Navigate to “C:\Program Files\Windows Server\Bin\WebApps\Site”, right click on the “web.config” file and select “Properties”. Open up the “Security” tab and click on the “Advanced” tab. Click on “Change” next to “Owner” and set this to “Administrators”.  Then click “Apply”, accept the prompts, and then close and reopen the Properties and security settings again.  This time, select “Administrators”, and set it to “Full control”.

Once that is completed (if needed), you can then set up the rules for the site. From here, head back to the IIS Manager.  Open the Website you are using, and find the “URL Rewrite” module.

From there, add a new rule.
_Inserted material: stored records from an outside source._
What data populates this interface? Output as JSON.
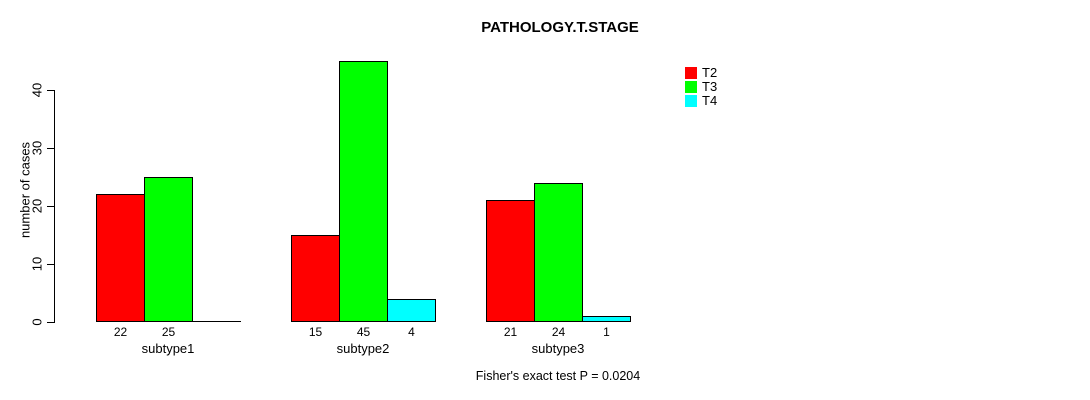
{
  "chart_data": {
    "type": "bar",
    "title": "PATHOLOGY.T.STAGE",
    "xlabel": "",
    "ylabel": "number of cases",
    "categories": [
      "subtype1",
      "subtype2",
      "subtype3"
    ],
    "series": [
      {
        "name": "T2",
        "color": "#ff0000",
        "values": [
          22,
          15,
          21
        ]
      },
      {
        "name": "T3",
        "color": "#00ff00",
        "values": [
          25,
          45,
          24
        ]
      },
      {
        "name": "T4",
        "color": "#00ffff",
        "values": [
          0,
          4,
          1
        ]
      }
    ],
    "yticks": [
      0,
      10,
      20,
      30,
      40
    ],
    "ylim": [
      0,
      45
    ],
    "grid": false,
    "legend_position": "top-right",
    "bar_value_labels_shown": true,
    "zero_values_hidden": true,
    "annotation": "Fisher's exact test P = 0.0204",
    "axis_color": "#000000",
    "background_color": "#ffffff"
  }
}
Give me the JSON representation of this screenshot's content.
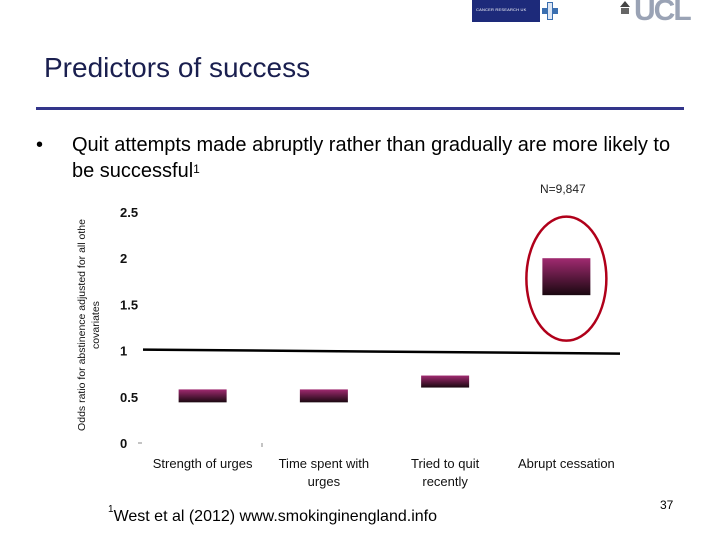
{
  "header": {
    "logo_cruk_text": "CANCER RESEARCH UK",
    "logo_partner_text": "",
    "logo_ucl": "UCL"
  },
  "slide": {
    "title": "Predictors of success",
    "bullet_text": "Quit attempts made abruptly rather than gradually are more likely to be successful",
    "bullet_sup": "1",
    "sample_size": "N=9,847",
    "footnote_sup": "1",
    "footnote_text": "West et al (2012) www.smokinginengland.info",
    "page_number": "37"
  },
  "colors": {
    "title": "#1a1f4f",
    "rule": "#33358a",
    "bar_top": "#a02a70",
    "bar_bottom": "#1a0810",
    "highlight_ellipse": "#b0001a"
  },
  "chart_data": {
    "type": "bar",
    "categories": [
      "Strength of urges",
      "Time spent with urges",
      "Tried to quit recently",
      "Abrupt cessation"
    ],
    "category_lines": [
      [
        "Strength of urges"
      ],
      [
        "Time spent with",
        "urges"
      ],
      [
        "Tried to quit",
        "recently"
      ],
      [
        "Abrupt cessation"
      ]
    ],
    "values": [
      0.58,
      0.58,
      0.73,
      2.0
    ],
    "bar_low": [
      0.44,
      0.44,
      0.6,
      1.6
    ],
    "ylabel_lines": [
      "Odds ratio for abstinence adjusted for all othe",
      "covariates"
    ],
    "ylim": [
      0,
      2.5
    ],
    "yticks": [
      "0",
      "0.5",
      "1",
      "1.5",
      "2",
      "2.5"
    ],
    "reference_line": 1,
    "highlight": "Abrupt cessation"
  }
}
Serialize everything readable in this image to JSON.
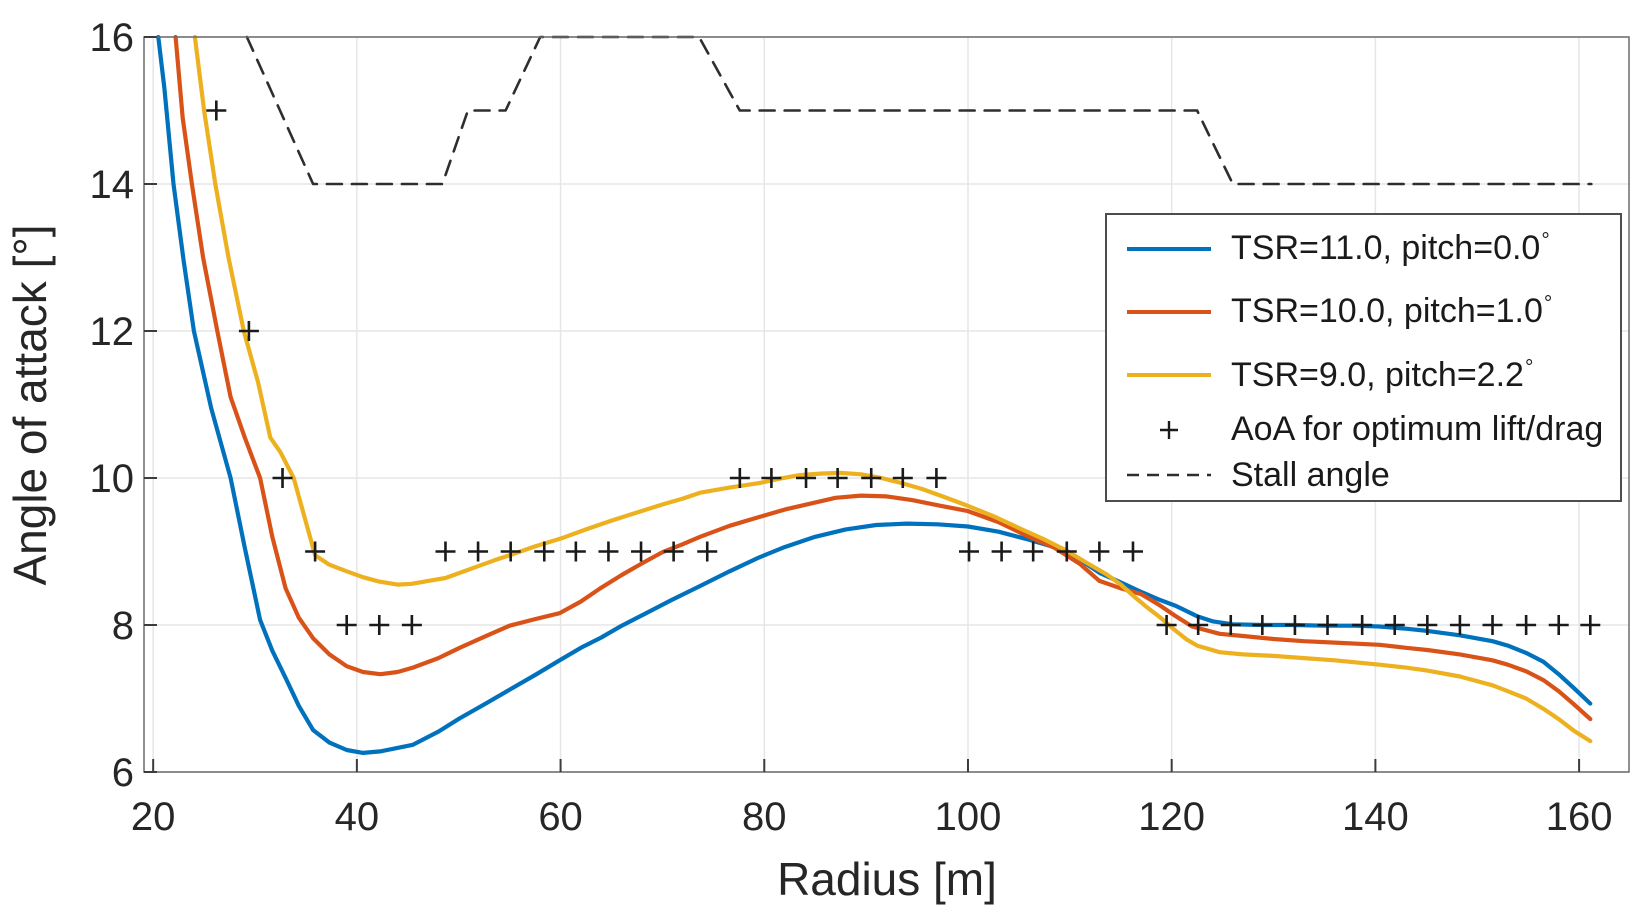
{
  "figure": {
    "xlabel": "Radius [m]",
    "ylabel": "Angle of attack [°]",
    "background": "#ffffff",
    "grid_color": "#e6e6e6",
    "box_color": "#6b6b6b",
    "tick_color": "#3c3c3c",
    "text_color": "#262626"
  },
  "legend": {
    "items": [
      {
        "label": "TSR=11.0, pitch=0.0",
        "degree": "°",
        "swatch": "line",
        "color": "#0072BD"
      },
      {
        "label": "TSR=10.0, pitch=1.0",
        "degree": "°",
        "swatch": "line",
        "color": "#D95319"
      },
      {
        "label": "TSR=9.0, pitch=2.2",
        "degree": "°",
        "swatch": "line",
        "color": "#EDB120"
      },
      {
        "label": "AoA for optimum lift/drag",
        "degree": "",
        "swatch": "plus",
        "color": "#1a1a1a"
      },
      {
        "label": "Stall angle",
        "degree": "",
        "swatch": "dashed",
        "color": "#2e2e2e"
      }
    ]
  },
  "chart_data": {
    "type": "line",
    "title": "",
    "xlabel": "Radius [m]",
    "ylabel": "Angle of attack [°]",
    "xlim": [
      19.1,
      164.9
    ],
    "ylim": [
      6,
      16
    ],
    "xticks": [
      20,
      40,
      60,
      80,
      100,
      120,
      140,
      160
    ],
    "yticks": [
      6,
      8,
      10,
      12,
      14,
      16
    ],
    "grid": true,
    "legend_position": "upper right",
    "series": [
      {
        "name": "TSR=11.0, pitch=0.0°",
        "type": "line",
        "color": "#0072BD",
        "width": 4.2,
        "points": [
          [
            20.5,
            16
          ],
          [
            21.1,
            15.3
          ],
          [
            22,
            14
          ],
          [
            23,
            12.95
          ],
          [
            24,
            12
          ],
          [
            25.7,
            10.95
          ],
          [
            27.6,
            10
          ],
          [
            29,
            9.05
          ],
          [
            30.5,
            8.07
          ],
          [
            31.7,
            7.65
          ],
          [
            33,
            7.28
          ],
          [
            34.3,
            6.9
          ],
          [
            35.7,
            6.57
          ],
          [
            37.3,
            6.4
          ],
          [
            39,
            6.3
          ],
          [
            40.6,
            6.26
          ],
          [
            42.3,
            6.28
          ],
          [
            45.5,
            6.37
          ],
          [
            48,
            6.55
          ],
          [
            50.1,
            6.73
          ],
          [
            52.5,
            6.92
          ],
          [
            55,
            7.12
          ],
          [
            57.5,
            7.32
          ],
          [
            59.9,
            7.52
          ],
          [
            62,
            7.69
          ],
          [
            64,
            7.83
          ],
          [
            66,
            7.99
          ],
          [
            68.1,
            8.14
          ],
          [
            70.9,
            8.34
          ],
          [
            73.7,
            8.53
          ],
          [
            76.6,
            8.73
          ],
          [
            79.5,
            8.92
          ],
          [
            82,
            9.06
          ],
          [
            85,
            9.2
          ],
          [
            88,
            9.3
          ],
          [
            91,
            9.36
          ],
          [
            94,
            9.38
          ],
          [
            97,
            9.37
          ],
          [
            100,
            9.34
          ],
          [
            103,
            9.27
          ],
          [
            106,
            9.16
          ],
          [
            109.7,
            9.01
          ],
          [
            112.9,
            8.71
          ],
          [
            115,
            8.58
          ],
          [
            117,
            8.45
          ],
          [
            118.7,
            8.35
          ],
          [
            120.4,
            8.26
          ],
          [
            122.5,
            8.12
          ],
          [
            124,
            8.05
          ],
          [
            126,
            8.01
          ],
          [
            129,
            8
          ],
          [
            132,
            8
          ],
          [
            135,
            7.99
          ],
          [
            138,
            7.99
          ],
          [
            140.4,
            7.98
          ],
          [
            143,
            7.95
          ],
          [
            145.1,
            7.92
          ],
          [
            148.3,
            7.86
          ],
          [
            151.5,
            7.78
          ],
          [
            153,
            7.72
          ],
          [
            154.8,
            7.62
          ],
          [
            156.5,
            7.5
          ],
          [
            158,
            7.33
          ],
          [
            159.5,
            7.14
          ],
          [
            161.1,
            6.93
          ]
        ]
      },
      {
        "name": "TSR=10.0, pitch=1.0°",
        "type": "line",
        "color": "#D95319",
        "width": 4.2,
        "points": [
          [
            22.2,
            16
          ],
          [
            22.9,
            14.9
          ],
          [
            23.8,
            14
          ],
          [
            24.9,
            13
          ],
          [
            26.3,
            12
          ],
          [
            27.6,
            11.1
          ],
          [
            29,
            10.55
          ],
          [
            30.5,
            10
          ],
          [
            31.7,
            9.2
          ],
          [
            33,
            8.5
          ],
          [
            34.3,
            8.1
          ],
          [
            35.7,
            7.82
          ],
          [
            37.3,
            7.6
          ],
          [
            39,
            7.44
          ],
          [
            40.6,
            7.36
          ],
          [
            42.3,
            7.33
          ],
          [
            44,
            7.36
          ],
          [
            45.5,
            7.42
          ],
          [
            48,
            7.55
          ],
          [
            50.1,
            7.69
          ],
          [
            52.5,
            7.84
          ],
          [
            55,
            7.99
          ],
          [
            57.5,
            8.08
          ],
          [
            59.9,
            8.16
          ],
          [
            62,
            8.32
          ],
          [
            63.9,
            8.5
          ],
          [
            66,
            8.68
          ],
          [
            68,
            8.84
          ],
          [
            70,
            8.99
          ],
          [
            72,
            9.1
          ],
          [
            73.7,
            9.2
          ],
          [
            76.6,
            9.35
          ],
          [
            79.5,
            9.47
          ],
          [
            82,
            9.57
          ],
          [
            84.5,
            9.65
          ],
          [
            87,
            9.73
          ],
          [
            89.5,
            9.76
          ],
          [
            92,
            9.75
          ],
          [
            94.5,
            9.7
          ],
          [
            97,
            9.63
          ],
          [
            100,
            9.55
          ],
          [
            103,
            9.4
          ],
          [
            106,
            9.2
          ],
          [
            108.5,
            9.05
          ],
          [
            111,
            8.83
          ],
          [
            112.9,
            8.6
          ],
          [
            115,
            8.5
          ],
          [
            117,
            8.42
          ],
          [
            118.7,
            8.28
          ],
          [
            120.4,
            8.12
          ],
          [
            122,
            7.98
          ],
          [
            124.7,
            7.88
          ],
          [
            127,
            7.85
          ],
          [
            130,
            7.81
          ],
          [
            133,
            7.78
          ],
          [
            136,
            7.76
          ],
          [
            140.4,
            7.73
          ],
          [
            143,
            7.69
          ],
          [
            145.1,
            7.66
          ],
          [
            148.3,
            7.6
          ],
          [
            151.5,
            7.52
          ],
          [
            153,
            7.46
          ],
          [
            154.8,
            7.37
          ],
          [
            156.5,
            7.25
          ],
          [
            158,
            7.1
          ],
          [
            159.5,
            6.92
          ],
          [
            161.1,
            6.72
          ]
        ]
      },
      {
        "name": "TSR=9.0, pitch=2.2°",
        "type": "line",
        "color": "#EDB120",
        "width": 4.2,
        "points": [
          [
            24.1,
            16
          ],
          [
            25,
            15
          ],
          [
            26.1,
            14
          ],
          [
            27.4,
            13
          ],
          [
            28.9,
            12
          ],
          [
            30.3,
            11.3
          ],
          [
            31.5,
            10.55
          ],
          [
            32.5,
            10.35
          ],
          [
            33.8,
            10
          ],
          [
            35,
            9.4
          ],
          [
            35.9,
            8.95
          ],
          [
            37.3,
            8.82
          ],
          [
            39,
            8.73
          ],
          [
            40.6,
            8.65
          ],
          [
            42.2,
            8.59
          ],
          [
            44,
            8.55
          ],
          [
            45.4,
            8.56
          ],
          [
            47,
            8.6
          ],
          [
            48.7,
            8.64
          ],
          [
            50.3,
            8.72
          ],
          [
            51.9,
            8.8
          ],
          [
            53.5,
            8.88
          ],
          [
            55,
            8.95
          ],
          [
            57.5,
            9.07
          ],
          [
            60.1,
            9.18
          ],
          [
            62.5,
            9.3
          ],
          [
            65,
            9.42
          ],
          [
            67.5,
            9.53
          ],
          [
            70,
            9.64
          ],
          [
            72,
            9.72
          ],
          [
            73.7,
            9.8
          ],
          [
            76.6,
            9.87
          ],
          [
            79.5,
            9.93
          ],
          [
            81.5,
            9.99
          ],
          [
            83.5,
            10.04
          ],
          [
            85.5,
            10.06
          ],
          [
            87.5,
            10.07
          ],
          [
            89.5,
            10.05
          ],
          [
            91.5,
            10
          ],
          [
            93.5,
            9.93
          ],
          [
            95.5,
            9.85
          ],
          [
            97.7,
            9.74
          ],
          [
            100,
            9.62
          ],
          [
            102.5,
            9.48
          ],
          [
            105,
            9.32
          ],
          [
            107.4,
            9.17
          ],
          [
            109.7,
            9.01
          ],
          [
            111.6,
            8.85
          ],
          [
            113.6,
            8.69
          ],
          [
            115,
            8.55
          ],
          [
            116.2,
            8.4
          ],
          [
            117.5,
            8.25
          ],
          [
            118.9,
            8.1
          ],
          [
            120.4,
            7.92
          ],
          [
            121.5,
            7.8
          ],
          [
            122.5,
            7.72
          ],
          [
            124.7,
            7.63
          ],
          [
            127,
            7.6
          ],
          [
            130,
            7.58
          ],
          [
            133,
            7.55
          ],
          [
            136,
            7.52
          ],
          [
            140.4,
            7.46
          ],
          [
            143,
            7.42
          ],
          [
            145.1,
            7.38
          ],
          [
            148.3,
            7.3
          ],
          [
            151.5,
            7.18
          ],
          [
            153,
            7.1
          ],
          [
            154.8,
            7
          ],
          [
            156.5,
            6.86
          ],
          [
            158,
            6.72
          ],
          [
            159.5,
            6.56
          ],
          [
            161.1,
            6.42
          ]
        ]
      },
      {
        "name": "AoA for optimum lift/drag",
        "type": "scatter",
        "marker": "+",
        "color": "#1a1a1a",
        "points": [
          [
            26.2,
            15
          ],
          [
            29.4,
            12
          ],
          [
            32.7,
            10
          ],
          [
            35.9,
            9
          ],
          [
            39,
            8
          ],
          [
            42.2,
            8
          ],
          [
            45.4,
            8
          ],
          [
            48.7,
            9
          ],
          [
            51.9,
            9
          ],
          [
            55.1,
            9
          ],
          [
            58.4,
            9
          ],
          [
            61.5,
            9
          ],
          [
            64.7,
            9
          ],
          [
            67.9,
            9
          ],
          [
            71.1,
            9
          ],
          [
            74.4,
            9
          ],
          [
            77.6,
            10
          ],
          [
            80.7,
            10
          ],
          [
            84.1,
            10
          ],
          [
            87.2,
            10
          ],
          [
            90.5,
            10
          ],
          [
            93.6,
            10
          ],
          [
            96.9,
            10
          ],
          [
            100.1,
            9
          ],
          [
            103.3,
            9
          ],
          [
            106.4,
            9
          ],
          [
            109.7,
            9
          ],
          [
            112.9,
            9
          ],
          [
            116.2,
            9
          ],
          [
            119.5,
            8
          ],
          [
            122.6,
            8
          ],
          [
            125.8,
            8
          ],
          [
            128.9,
            8
          ],
          [
            132.1,
            8
          ],
          [
            135.3,
            8
          ],
          [
            138.7,
            8
          ],
          [
            141.9,
            8
          ],
          [
            145.1,
            8
          ],
          [
            148.3,
            8
          ],
          [
            151.5,
            8
          ],
          [
            154.8,
            8
          ],
          [
            158,
            8
          ],
          [
            161.1,
            8
          ]
        ]
      },
      {
        "name": "Stall angle",
        "type": "dashed-line",
        "color": "#2e2e2e",
        "width": 2.6,
        "points": [
          [
            29.2,
            16
          ],
          [
            35.7,
            14
          ],
          [
            48.4,
            14
          ],
          [
            50.9,
            15
          ],
          [
            54.6,
            15
          ],
          [
            58,
            16
          ],
          [
            73.6,
            16
          ],
          [
            77.6,
            15
          ],
          [
            122.5,
            15
          ],
          [
            126,
            14
          ],
          [
            161.2,
            14
          ]
        ]
      }
    ]
  }
}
You will want to create a “blank rule”.

 

From here, there are a few options that we can take.  However, the two that we are going to cover are redirecting to HTTPS (ensuring secure access to all content on your website), and how to set up a reverse proxy.

Redirect to HTTPS

Under the new rule, you will want to set the pattern to “(.*)”, so that it picks up everything.  Meaning that it will check this for every request to your server.

Now, we need to add a condition.  Under the “Conditions” section, click on the “Add” button.  Set the “Condition input” to “{HTTPS}”, and that it matches the pattern “Off”.  This will make sure that it only runs the rule when HTTPS is not in use.

For the Action, make sure that this is set to “Redirect” and not “Rewrite”.  Set the Redirect URL to “HTTPS://{HTTP_HOST}/{R:1}”, and set the Redirect type to “Permanent (301)”.  And hit “Apply”.

Once you’ve done this, any requests to the website will be automatically redirected to the HTTPS URL instead.  And any indexers will always use HTTPS.  Which may help get better results from indexers like Google.

Reverse Proxy

This will vary with the service that you’re using. For now, I’m going to use the example of Subsonic. Specifically, hosted on the same system, using port 8080 and hosted in a subdirectory (so that the normal URL to access it would be “http://localhost:8080/subsonic/”).

The subdirectory on the other web server is not strictly necessary, but it makes things a lot simpler

For the pattern, set it to “^subsonic(.*)”.  If you’re using something else, then change the “subsonic” part to match the subdirectory on that server.

Then for the rewrite part, set it to “http://localhost:8080/{R:0}”.  Note that the “subsonic” has been dropped from the URL here, and replaced with “{R:0}”. This will pass the full URL to the “backend server”, so that everything works “as expected.

 

 

And that’s it.  Everything should work now, and work well.  No need for a second server in front of IIS to handle this.